Même si le caractère assez récent de l’action de groupe en France «peut expliquer son faible développement», «le nombre d’actions de groupe reste très limité» et «aucune entreprise n’a encore vu sa responsabilité engagée», résument les députés Philippe Gosselin (LR, Manche) et Laurence Vichnievsky (MoDem, Puy-de-Dôme), les rapporteurs de la mission d’information sur le bilan et les perspectives des actions de groupe, dont le rapport a été présenté à l’Assemblée nationale mi-juin.

Une procédure strictement encadrée

Pour mémoire, cette procédure introduite en droit français en 2014 par la loi relative à la consommation permet aux consommateurs de se regrouper sous l’égide d’une association agréée pour demander réparation d’un préjudice. Initialement cantonnée au secteur de la consommation et de la concurrence, elle a depuis été étendue aux litiges relatifs aux produits de santé, aux préjudices en matière environnementale, de protection des données personnelles, de discriminations subies au travail, dans l’obtention d’un stage ou d’un emploi, et enfin, en matière de location immobilière.

Pour éviter certaines dérives des class actions américaines, l’action de groupe «à la française» est fortement encadrée : seule une quinzaine d’associations bénéficient aujourd’hui de la qualité à agir, l’entreprise mise en cause par les consommateurs ne peut être condamnée qu’à la réparation des préjudices matériels subis (et non au paiement de dommages et intérêts punitifs) et les personnes qui s’estiment lésées doivent avoir manifesté leur volonté d’être partie prenante à l’action, avant que la décision ne soit rendue (système dit d’opt-in).

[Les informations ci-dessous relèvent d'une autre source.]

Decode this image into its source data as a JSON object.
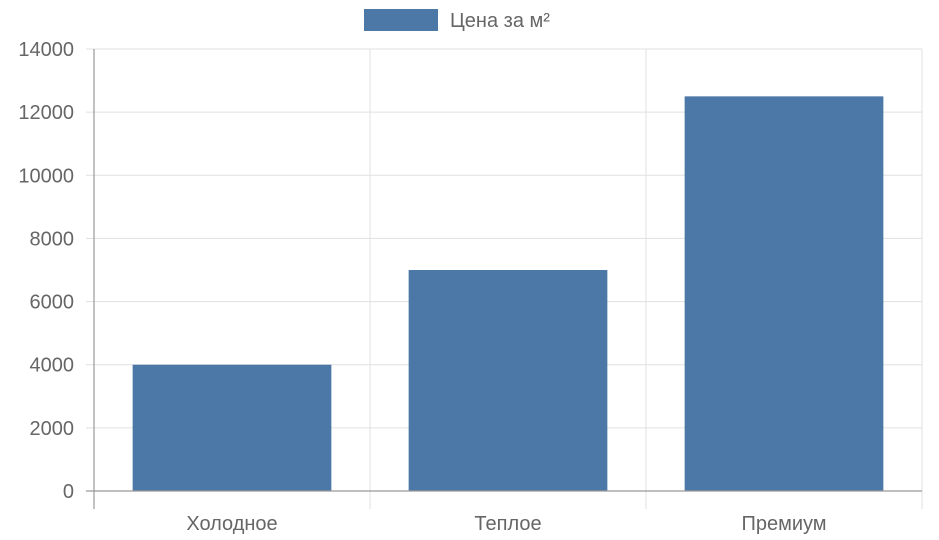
{
  "chart_data": {
    "type": "bar",
    "categories": [
      "Холодное",
      "Теплое",
      "Премиум"
    ],
    "series": [
      {
        "name": "Цена за м²",
        "values": [
          4000,
          7000,
          12500
        ],
        "color": "#4c78a8"
      }
    ],
    "ylim": [
      0,
      14000
    ],
    "yticks": [
      "0",
      "2000",
      "4000",
      "6000",
      "8000",
      "10000",
      "12000",
      "14000"
    ],
    "grid": true,
    "legend_position": "top-center",
    "colors": {
      "grid": "#e0e0e0",
      "axis": "#999999",
      "tick_text": "#666666"
    }
  }
}
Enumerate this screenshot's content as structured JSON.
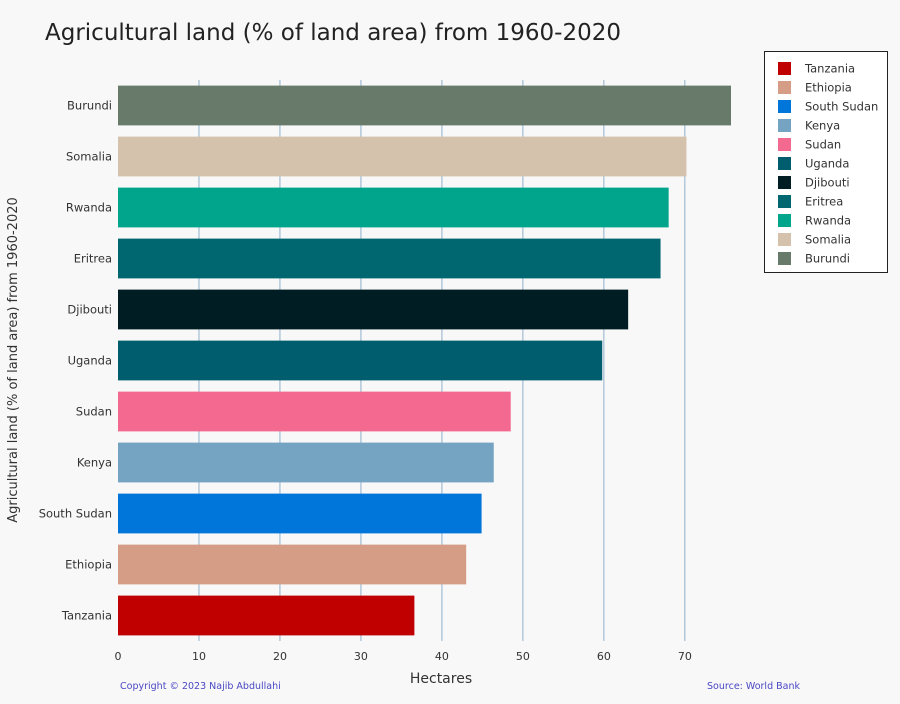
{
  "chart_data": {
    "type": "bar",
    "orientation": "horizontal",
    "title": "Agricultural land (% of land area) from 1960-2020",
    "xlabel": "Hectares",
    "ylabel": "Agricultural land (% of land area) from 1960-2020",
    "xlim": [
      0,
      75.7
    ],
    "xticks": [
      0,
      10,
      20,
      30,
      40,
      50,
      60,
      70
    ],
    "grid": true,
    "legend_position": "top-right",
    "categories": [
      "Tanzania",
      "Ethiopia",
      "South Sudan",
      "Kenya",
      "Sudan",
      "Uganda",
      "Djibouti",
      "Eritrea",
      "Rwanda",
      "Somalia",
      "Burundi"
    ],
    "values": [
      36.6,
      43.0,
      44.9,
      46.4,
      48.5,
      59.8,
      63.0,
      67.0,
      68.0,
      70.2,
      75.7
    ],
    "colors": [
      "#c00000",
      "#d59d85",
      "#0076db",
      "#75a3c2",
      "#f4698f",
      "#005d6e",
      "#001d24",
      "#006670",
      "#00a58c",
      "#d5c2ad",
      "#687b6b"
    ]
  },
  "footer": {
    "copyright": "Copyright © 2023 Najib Abdullahi",
    "source": "Source: World Bank"
  }
}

Pas «d’avancées significatives dans la défense des consommateurs»

D’après les données du rapport de la mission d’information, seules 21 actions de groupe ont été intentées depuis 2014 : 14 portent sur la consommation, trois sur la santé, deux sur les discriminations et deux sur les données personnelles. À ce jour, cinq ont été rejetées sur des moyens de procédure ou de fond, trois ont abouti à un accord de médiation, et aucune des 14 actions portant sur la consommation «n’a franchi la phase de déclaration de responsabilité du professionnel», pointe le rapport. Et les députés d’en conclure que cette procédure n’a pas produit «d’avancées significatives dans la défense des consommateurs».

Lever les freins au développement des actions de groupe

Si cette nouvelle possibilité d’agir collectivement a pu avoir un effet dissuasif sur les entreprises soucieuses d’éviter la publicité négative d’une action de groupe, la complexité des différents types de procédures envisageables (action conjointe ou en représentation conjointe, démarches pilotées par des avocats via des plateformes en ligne…) constitue un frein, estiment les rapporteurs, qui formulent une douzaine de propositions visant à réviser et simplifier le cadre législatif en vigueur. 

Parmi les pistes préconisées figurent, notamment, la mise en place d’une action collective «universelle» applicable dans tous les domaines et qui pourrait être engagée sous l’égide de toute association ayant au moins deux ans d’ancienneté, la possibilité de faire de la publicité pour une action de groupe ou le remboursement d’une plus grande partie des frais engagés par les associations.